The Marlies are back in Toronto now to await their first home game on Wednesday (AHL playoff schedules are often strange.) The best of five series is tied at one game all.

Yegor Korshkov

Russia continued their series of friendlies using their B team, but Yegor Korshkov, along with two other younger players, were cut and sent back to the training camp. As more KHL players and some NHLers start rounding out the Russian teams, more players will be cut—the A team is the main national team, the B team is used as a training and development team in non-Olympic years. The A team will be formed up for the World Championships shortly.

Vladimir Tkachyov was still on the Russian B team as they played Switzerland on the weekend, but he’s already been pushed down the lineup out of the 1C spot.

There are unsourced rumours floating around that Tkachyov has decided against a move to the NHL because he might believe he has a chance at Russia’s Olympic team next year. There’s no way to judge the reliability of these stories, and so far it seems to be speculation.
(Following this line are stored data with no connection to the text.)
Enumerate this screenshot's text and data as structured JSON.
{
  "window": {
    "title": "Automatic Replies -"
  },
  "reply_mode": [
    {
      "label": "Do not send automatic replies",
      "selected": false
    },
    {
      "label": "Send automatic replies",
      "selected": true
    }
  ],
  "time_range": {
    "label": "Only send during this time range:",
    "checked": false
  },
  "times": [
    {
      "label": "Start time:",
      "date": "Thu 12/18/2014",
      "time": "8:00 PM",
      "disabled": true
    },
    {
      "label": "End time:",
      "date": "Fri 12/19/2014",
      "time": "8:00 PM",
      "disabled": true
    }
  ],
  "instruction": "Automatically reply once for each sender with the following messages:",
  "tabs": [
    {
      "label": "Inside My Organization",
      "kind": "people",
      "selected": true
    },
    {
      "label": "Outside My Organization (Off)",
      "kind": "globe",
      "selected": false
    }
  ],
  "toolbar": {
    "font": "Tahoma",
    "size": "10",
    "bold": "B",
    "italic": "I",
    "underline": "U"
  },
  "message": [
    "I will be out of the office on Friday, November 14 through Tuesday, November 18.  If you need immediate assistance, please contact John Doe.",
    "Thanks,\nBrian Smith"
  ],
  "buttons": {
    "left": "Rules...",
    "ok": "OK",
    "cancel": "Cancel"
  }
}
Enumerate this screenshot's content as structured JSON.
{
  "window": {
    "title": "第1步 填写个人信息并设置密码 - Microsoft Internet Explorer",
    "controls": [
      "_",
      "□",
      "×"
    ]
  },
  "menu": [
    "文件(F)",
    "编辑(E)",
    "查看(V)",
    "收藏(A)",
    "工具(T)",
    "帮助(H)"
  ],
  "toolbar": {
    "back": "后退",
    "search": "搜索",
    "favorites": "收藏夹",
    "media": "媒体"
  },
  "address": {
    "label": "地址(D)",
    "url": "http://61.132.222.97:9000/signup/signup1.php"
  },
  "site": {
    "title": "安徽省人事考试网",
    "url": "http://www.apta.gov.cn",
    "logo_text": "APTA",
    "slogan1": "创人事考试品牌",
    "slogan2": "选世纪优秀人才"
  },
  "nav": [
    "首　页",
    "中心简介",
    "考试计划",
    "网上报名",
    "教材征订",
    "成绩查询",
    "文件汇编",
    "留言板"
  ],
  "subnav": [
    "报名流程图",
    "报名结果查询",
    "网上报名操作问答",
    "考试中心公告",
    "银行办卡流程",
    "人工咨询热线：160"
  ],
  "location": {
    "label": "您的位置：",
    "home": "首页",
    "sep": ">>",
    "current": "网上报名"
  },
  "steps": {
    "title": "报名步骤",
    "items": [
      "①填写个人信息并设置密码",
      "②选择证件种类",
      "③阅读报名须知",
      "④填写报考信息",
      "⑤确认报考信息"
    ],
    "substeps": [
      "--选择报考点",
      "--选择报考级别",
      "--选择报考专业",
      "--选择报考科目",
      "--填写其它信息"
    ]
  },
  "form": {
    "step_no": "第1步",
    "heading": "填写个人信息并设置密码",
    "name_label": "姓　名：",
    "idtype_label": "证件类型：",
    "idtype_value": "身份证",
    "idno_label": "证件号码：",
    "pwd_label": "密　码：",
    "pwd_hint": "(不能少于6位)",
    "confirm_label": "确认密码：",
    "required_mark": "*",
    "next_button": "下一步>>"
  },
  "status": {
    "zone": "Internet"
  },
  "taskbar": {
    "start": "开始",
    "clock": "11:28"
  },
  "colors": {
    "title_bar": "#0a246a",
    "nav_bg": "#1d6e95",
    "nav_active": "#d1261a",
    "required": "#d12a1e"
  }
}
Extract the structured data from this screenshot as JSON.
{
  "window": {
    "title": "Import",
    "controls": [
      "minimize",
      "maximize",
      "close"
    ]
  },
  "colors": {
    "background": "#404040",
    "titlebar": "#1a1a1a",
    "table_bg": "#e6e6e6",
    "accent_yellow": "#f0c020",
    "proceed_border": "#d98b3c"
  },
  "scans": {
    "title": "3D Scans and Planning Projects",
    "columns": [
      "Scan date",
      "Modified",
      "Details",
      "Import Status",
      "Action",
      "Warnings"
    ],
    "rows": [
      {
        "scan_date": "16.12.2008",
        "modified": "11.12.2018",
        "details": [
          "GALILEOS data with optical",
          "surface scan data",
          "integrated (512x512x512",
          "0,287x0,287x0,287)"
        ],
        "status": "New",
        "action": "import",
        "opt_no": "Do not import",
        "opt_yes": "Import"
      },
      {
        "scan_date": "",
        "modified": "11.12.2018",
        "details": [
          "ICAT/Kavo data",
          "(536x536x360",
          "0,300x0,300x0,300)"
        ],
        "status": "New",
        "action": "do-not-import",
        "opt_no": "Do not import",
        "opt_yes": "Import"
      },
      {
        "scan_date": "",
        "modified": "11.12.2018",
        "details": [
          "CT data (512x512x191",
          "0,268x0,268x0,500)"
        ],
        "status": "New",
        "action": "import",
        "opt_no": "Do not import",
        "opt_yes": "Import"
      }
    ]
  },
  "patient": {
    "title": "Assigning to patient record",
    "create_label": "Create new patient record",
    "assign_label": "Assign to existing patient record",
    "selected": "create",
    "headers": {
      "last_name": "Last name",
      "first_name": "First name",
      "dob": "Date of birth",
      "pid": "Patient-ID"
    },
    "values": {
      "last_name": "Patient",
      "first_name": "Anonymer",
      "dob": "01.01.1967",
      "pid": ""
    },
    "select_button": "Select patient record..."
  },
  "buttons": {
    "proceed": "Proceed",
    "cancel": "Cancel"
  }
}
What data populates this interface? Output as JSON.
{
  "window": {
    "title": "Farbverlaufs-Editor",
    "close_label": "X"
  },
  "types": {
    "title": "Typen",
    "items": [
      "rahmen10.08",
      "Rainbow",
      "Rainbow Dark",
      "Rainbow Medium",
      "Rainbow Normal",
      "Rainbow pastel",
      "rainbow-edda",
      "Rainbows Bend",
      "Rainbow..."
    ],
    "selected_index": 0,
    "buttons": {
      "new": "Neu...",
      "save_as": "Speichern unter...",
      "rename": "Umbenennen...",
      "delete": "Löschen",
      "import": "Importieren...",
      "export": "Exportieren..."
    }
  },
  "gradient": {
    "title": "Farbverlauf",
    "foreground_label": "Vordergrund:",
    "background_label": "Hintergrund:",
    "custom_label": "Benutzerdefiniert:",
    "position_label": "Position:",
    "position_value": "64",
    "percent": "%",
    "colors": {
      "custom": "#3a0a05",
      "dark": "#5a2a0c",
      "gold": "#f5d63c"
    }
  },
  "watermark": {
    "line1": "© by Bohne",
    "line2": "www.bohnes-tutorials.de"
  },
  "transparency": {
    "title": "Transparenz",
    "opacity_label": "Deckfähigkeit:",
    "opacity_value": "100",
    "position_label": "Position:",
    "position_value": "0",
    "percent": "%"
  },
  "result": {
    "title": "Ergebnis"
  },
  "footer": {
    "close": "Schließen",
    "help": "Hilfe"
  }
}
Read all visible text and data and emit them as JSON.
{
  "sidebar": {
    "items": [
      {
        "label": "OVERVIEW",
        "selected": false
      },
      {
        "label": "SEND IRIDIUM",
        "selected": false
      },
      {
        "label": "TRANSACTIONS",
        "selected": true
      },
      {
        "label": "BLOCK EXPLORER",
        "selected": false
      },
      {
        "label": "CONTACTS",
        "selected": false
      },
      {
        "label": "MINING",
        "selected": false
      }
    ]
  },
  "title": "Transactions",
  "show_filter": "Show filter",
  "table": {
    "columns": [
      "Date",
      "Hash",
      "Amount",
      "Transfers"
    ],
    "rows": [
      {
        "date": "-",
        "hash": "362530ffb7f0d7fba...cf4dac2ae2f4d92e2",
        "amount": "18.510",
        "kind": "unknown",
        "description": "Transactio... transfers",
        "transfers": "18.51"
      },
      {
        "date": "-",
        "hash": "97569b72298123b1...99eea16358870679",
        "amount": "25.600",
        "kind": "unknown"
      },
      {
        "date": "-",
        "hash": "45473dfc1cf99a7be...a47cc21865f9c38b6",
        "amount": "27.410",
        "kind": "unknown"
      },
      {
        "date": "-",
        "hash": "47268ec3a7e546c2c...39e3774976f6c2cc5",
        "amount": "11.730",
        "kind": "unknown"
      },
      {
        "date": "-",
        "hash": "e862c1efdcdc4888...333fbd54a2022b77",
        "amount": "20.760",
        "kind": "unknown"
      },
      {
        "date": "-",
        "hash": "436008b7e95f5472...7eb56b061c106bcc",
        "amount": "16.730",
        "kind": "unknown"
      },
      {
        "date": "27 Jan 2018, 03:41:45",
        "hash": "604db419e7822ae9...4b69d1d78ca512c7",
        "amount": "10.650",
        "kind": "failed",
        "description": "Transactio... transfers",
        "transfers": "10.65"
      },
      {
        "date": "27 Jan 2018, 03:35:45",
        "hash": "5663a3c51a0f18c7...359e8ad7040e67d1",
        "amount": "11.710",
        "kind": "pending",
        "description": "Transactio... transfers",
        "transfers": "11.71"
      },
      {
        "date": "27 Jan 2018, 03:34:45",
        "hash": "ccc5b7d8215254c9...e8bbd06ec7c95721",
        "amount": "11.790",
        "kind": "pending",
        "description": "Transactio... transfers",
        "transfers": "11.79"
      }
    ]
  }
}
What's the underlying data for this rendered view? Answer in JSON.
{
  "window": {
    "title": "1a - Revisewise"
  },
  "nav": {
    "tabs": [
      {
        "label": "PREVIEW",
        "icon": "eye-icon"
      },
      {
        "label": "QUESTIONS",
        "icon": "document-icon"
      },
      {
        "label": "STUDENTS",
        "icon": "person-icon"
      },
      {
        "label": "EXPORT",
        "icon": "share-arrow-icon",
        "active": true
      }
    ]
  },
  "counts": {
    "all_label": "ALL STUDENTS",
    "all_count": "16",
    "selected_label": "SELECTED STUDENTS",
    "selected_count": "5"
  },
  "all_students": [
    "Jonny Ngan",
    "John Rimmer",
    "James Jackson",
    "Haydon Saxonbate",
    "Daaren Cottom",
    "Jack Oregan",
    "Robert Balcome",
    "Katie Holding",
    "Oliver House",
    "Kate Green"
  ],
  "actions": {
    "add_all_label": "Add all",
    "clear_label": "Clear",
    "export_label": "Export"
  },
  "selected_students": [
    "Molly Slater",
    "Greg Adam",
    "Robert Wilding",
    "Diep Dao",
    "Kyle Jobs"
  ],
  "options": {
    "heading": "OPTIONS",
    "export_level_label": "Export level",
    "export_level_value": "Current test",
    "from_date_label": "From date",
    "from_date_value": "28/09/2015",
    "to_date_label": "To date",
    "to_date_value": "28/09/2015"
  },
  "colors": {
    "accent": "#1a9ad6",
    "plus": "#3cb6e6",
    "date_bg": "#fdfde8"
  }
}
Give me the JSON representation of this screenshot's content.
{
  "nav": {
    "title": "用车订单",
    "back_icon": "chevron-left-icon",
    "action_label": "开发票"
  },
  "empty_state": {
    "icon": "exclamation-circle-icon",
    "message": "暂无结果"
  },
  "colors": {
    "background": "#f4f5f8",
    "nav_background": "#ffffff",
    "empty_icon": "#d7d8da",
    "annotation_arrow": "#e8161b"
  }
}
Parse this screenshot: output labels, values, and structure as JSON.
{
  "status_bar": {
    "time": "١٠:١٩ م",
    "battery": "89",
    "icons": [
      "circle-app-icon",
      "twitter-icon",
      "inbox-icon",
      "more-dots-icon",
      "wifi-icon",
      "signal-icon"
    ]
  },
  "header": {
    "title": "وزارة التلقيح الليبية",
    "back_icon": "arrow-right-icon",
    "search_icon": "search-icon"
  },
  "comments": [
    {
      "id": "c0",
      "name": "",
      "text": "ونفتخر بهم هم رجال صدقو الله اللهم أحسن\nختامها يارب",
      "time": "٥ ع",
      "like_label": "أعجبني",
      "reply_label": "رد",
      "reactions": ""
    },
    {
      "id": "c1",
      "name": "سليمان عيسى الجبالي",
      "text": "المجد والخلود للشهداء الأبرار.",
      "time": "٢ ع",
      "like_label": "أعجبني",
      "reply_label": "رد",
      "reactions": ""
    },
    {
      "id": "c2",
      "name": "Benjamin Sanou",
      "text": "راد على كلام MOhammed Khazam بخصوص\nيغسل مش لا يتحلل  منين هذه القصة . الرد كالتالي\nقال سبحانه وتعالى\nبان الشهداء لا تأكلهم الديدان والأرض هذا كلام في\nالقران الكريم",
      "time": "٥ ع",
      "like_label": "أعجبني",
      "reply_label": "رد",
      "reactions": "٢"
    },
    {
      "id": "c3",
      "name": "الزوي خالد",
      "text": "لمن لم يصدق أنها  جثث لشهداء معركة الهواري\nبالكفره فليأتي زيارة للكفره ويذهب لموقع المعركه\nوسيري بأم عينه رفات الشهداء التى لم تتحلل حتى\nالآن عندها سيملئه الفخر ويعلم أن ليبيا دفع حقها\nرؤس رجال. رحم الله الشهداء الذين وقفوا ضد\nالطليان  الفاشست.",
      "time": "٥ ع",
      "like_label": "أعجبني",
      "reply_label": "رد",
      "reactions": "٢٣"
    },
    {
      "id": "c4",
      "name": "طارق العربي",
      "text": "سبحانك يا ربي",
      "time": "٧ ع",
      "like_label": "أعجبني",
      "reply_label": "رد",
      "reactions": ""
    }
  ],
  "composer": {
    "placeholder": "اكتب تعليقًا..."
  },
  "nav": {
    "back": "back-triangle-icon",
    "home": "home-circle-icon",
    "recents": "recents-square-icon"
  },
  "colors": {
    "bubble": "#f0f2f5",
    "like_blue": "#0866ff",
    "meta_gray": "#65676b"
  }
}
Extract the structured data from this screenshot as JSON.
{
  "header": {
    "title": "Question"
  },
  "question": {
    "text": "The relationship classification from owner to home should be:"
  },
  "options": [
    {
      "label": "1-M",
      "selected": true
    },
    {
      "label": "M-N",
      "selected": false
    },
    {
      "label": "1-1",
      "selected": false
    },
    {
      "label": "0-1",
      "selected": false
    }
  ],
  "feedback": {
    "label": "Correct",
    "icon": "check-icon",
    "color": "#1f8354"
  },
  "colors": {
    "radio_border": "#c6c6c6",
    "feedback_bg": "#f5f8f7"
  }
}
My speculation is that he’s not going to do anything until his contract expires next Sunday, and perhaps not until he’s done playing for the year. But I don’t see him as a lock to make the Russian Olympic team unless he makes this year’s World Championship squad and plays very well.

There are only so many spots for centres on any one team, and the competition might be very tough. Tkachyov is not in a class with the winger and Tampa prospect Nikita Gusev, who can count on an Olympic team spot and will likely not consider the NHL at all for next year.

Draft-eligible Players

Kristian Vesalainen has left Frölunda after barely playing down the stretch and seeing action in only one playoff game. He has signed with HPK in Finland. This is technically not confirmed yet, but is being reported as fact in Sweden.

He is playing today in the final of the IIHF U18 tournament where he leads in points heading into the last game.

Lias Andersson is joining Frölunda for next year, although this is still not official either as he’s busy playing in the SHL final with his current team, HV71. He scored a goal in their most recent win.

Miro Heiskanen is also at the U18 tournament, and the defender is second in points in the tournament on the strength of a lot of assists. Heiskanen is coming off a more successful league season in Finland than Vesalainen had in Sweden.

SC Bern won the Swiss championship. I talked about how Bern is the most popular team in Europe here.

This was their parade:

The guys bouncing up and down on the truck with the DJ are most of the team. The crowd was estimated at over 20,000, including some confused tourists.